Educar pela Qualidade

Cada povo tem a sua história, cada época deste povo vai gerar manisfestações culturais diferentes e a cultura tanto floresce diante da realidade particular de uma sociedade, como absorve elementos de culturas externas com as quais esta vai mantendo contato durante sua história.

É assim que a Cultura brasileira foi formada: Agregando elementos de todos os continentes em momentos históricos distintos. A cultura dos índios, portugueses, espanhóis, holandeses, franceses, ingleses e africanos foram ao longo do tempo gerando novos elementos, mantendo tradições ou adaptando-as à nossa realidade social. Durante os últimos 100 anos, recebemos os Alemães, Japoneses e outros povos orientais. A cultura norte americana foi absorvida diante das telas de TV e Cinema. Esta mistura é o Brasil.

Temos nossos pratos típicos, e comemos pizza, lazanha e hamburguer. O mesmo Brasil de um lado tem água do Mandacarú para sobreviver porque precisa e do outro bebe água mineral francesa porque pode e quer. Se esta é a realidade, não vejo diferente com o Samba, o Chorinho, o Jazz e o Blues.

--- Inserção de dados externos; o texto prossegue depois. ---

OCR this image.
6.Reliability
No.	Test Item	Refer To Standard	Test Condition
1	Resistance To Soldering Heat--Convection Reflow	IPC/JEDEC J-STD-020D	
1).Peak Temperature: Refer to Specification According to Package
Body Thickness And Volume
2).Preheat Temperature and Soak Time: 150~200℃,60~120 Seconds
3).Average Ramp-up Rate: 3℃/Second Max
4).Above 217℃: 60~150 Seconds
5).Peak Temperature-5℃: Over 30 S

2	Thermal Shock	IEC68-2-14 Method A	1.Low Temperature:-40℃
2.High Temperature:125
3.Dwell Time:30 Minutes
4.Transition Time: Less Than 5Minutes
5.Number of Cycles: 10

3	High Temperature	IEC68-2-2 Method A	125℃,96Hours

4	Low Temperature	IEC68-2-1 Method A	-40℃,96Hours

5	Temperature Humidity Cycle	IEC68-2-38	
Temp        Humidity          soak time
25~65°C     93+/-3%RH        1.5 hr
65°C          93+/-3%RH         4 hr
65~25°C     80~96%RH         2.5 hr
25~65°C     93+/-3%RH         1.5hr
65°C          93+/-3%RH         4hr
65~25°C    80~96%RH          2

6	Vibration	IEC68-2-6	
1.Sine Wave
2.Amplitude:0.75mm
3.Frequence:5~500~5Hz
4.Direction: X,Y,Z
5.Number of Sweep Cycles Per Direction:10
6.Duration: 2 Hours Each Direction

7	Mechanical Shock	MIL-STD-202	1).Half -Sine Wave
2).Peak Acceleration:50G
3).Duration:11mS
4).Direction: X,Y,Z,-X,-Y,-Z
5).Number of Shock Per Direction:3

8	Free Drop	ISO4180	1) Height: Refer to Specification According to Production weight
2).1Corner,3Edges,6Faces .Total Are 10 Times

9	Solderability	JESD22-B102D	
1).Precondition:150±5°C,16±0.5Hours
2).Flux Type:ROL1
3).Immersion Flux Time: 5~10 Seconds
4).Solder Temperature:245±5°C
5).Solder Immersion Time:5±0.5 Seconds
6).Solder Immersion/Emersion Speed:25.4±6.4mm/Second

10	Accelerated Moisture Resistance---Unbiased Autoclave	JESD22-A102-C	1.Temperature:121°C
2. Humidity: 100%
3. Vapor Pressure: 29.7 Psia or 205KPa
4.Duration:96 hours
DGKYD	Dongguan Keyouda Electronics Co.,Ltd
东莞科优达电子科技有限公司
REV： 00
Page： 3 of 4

Se um músico argentino vem para a Bahia e aprende a tocar o nosso Berimbau, e mistura o som deste instrumento a elementos da música eletrônica, criando algo novo no nosso país, isto para mim também é música brasileira. Se um brasileiro, desenvolve estudos de música clássica e cria suas composições baseadas na sua realidade, aqui no Brasil, isto é música brasileira. Se um jovem guitarrista aprende a tocar blues, a cantar blues e rock e faz isto na Bahia, podemos dizer que isto é música norte americana sim, mas, se ele baseado nesta experiência cria suas próprias composições, ainda que influenciado pelos mestres do Blues norte americano, ele está fazendo música brasileira. E se for norte americana, tem que ser banida? não creio. Se tiver qualidade, que fique entre nós!

Não foi assim que nasceu o que chamamos de Forró?

E de onde vem o Chorinho? a Bossa Nova?

E o que havia antes do Samba?

E a música brasileira influencia músicos pelo mundo, que conhecem nossos grandes mestres, pesquisam e se apropriam de elementos ritmicos que caracterizam nossa musicalidade.

Recebemos Música Erudita, Soul Music, Jazz, Blues, Rock, Rap e devolvemos Bossa Nova, Chorinho, Funk, Aché Music, Forró, MPB…

Nesta eterna mistura, o certo é que gosto é uma questão subjetiva, mas, qualidade não o é. Para a qualidade é possível estabelecer parâmetros capazes de uma diferenciação qualitativa.

Para ouvir música livremente, o “gosto” deve ser o bastante para garantir o direito individual. Para a educação musical, creio que a este deva dar lugar à “qualidade”. E definir/mensurar a qualidade requer conhecimento técnico, teórico.

Mas qualidade e gosto não devem ser excludentes. Dentro do possível, tentemos fazê-los um par, uma dupla capaz de somar na educação musical dos nossos jovens.